MIDDLESEX CENTRE, ONT. -- A Western University historian says the groundhog wasn't the first to predict spring's arrival in Canada, it was actually a bear.
Alan MacEachern has been studying Canadian newspapers from the late 1800s, and found a Feb. 3, 1900 edition of B.C.'s Cascade Record that reported, 'Yesterday was Bear or Groundhog Day.'
“If you think about it, it’s not hard to believe. A bear’s credentials are impeccable,” MacEachern said in a statement. “They hibernate; they are found across the country; they are pretty easy to observe, if only at a distance.”
In Canada, Wiarton Willie and Shubenacadie Sam, both groundhogs, are generally called on to seek their shadows to predict how soon spring weather will arrive.
But it appears the groundhog's role in forecasting has to do with the preference of our neighbours to the south, where Punxsutawney Phil makes his prognostication.

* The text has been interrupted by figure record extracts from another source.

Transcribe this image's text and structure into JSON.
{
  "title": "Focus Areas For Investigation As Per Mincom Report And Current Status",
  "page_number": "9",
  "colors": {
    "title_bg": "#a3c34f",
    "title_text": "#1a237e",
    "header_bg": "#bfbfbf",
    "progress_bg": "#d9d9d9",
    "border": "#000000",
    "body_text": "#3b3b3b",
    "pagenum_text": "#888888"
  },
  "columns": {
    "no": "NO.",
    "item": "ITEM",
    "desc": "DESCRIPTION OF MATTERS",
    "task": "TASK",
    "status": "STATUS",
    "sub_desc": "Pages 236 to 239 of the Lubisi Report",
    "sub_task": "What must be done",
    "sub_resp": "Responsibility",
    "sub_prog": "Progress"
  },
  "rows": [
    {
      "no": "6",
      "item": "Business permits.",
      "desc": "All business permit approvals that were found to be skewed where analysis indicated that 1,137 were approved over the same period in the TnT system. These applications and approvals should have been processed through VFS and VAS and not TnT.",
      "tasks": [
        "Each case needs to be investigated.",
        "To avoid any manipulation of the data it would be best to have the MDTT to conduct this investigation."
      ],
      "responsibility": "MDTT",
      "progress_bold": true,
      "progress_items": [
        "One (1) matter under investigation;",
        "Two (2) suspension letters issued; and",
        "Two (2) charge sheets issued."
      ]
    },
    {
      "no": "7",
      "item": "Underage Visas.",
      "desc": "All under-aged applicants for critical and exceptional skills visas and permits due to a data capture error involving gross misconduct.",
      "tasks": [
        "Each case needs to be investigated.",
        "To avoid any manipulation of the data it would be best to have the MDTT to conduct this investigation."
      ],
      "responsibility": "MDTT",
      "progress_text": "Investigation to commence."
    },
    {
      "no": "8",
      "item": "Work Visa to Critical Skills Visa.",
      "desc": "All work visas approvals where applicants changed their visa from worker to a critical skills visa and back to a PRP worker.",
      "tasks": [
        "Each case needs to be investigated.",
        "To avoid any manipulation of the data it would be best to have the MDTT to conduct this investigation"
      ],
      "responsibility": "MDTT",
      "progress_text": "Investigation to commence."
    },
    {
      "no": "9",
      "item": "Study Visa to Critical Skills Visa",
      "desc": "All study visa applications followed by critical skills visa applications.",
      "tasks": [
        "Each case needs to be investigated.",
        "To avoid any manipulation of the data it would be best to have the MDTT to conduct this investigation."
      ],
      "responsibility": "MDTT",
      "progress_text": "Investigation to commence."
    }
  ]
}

Using hibernating animals to predict weather was a European tradition that came to North America in the 1800s, but while Canadians preferred to use bears, Americans preferred the groundhog.
MacEachern found that when late 1800s Canadian newspapers started to draw attention to the folklore of Feb. 2 it was all about the bears, until Americans dubbed it ‘Groundhog Day.’
“The Canadian bear slowly succumbed to the American groundhog by the early 1900s,” he said.
MacEachern says it’s a quirky fact that has a bigger significance.
“The one great advantage the Groundhog Day tradition has had is that it is associated with a single day, allowing it to become entrenched in a way other folk wisdom hasn’t…In a way, Groundhog Day commemorates, and stands in for, all the nature lore we’ve forgotten.”
Due to COVID-19 restrictions, both Wiarton Willie and Shubenacadie Sam will be making predictions virtually this year.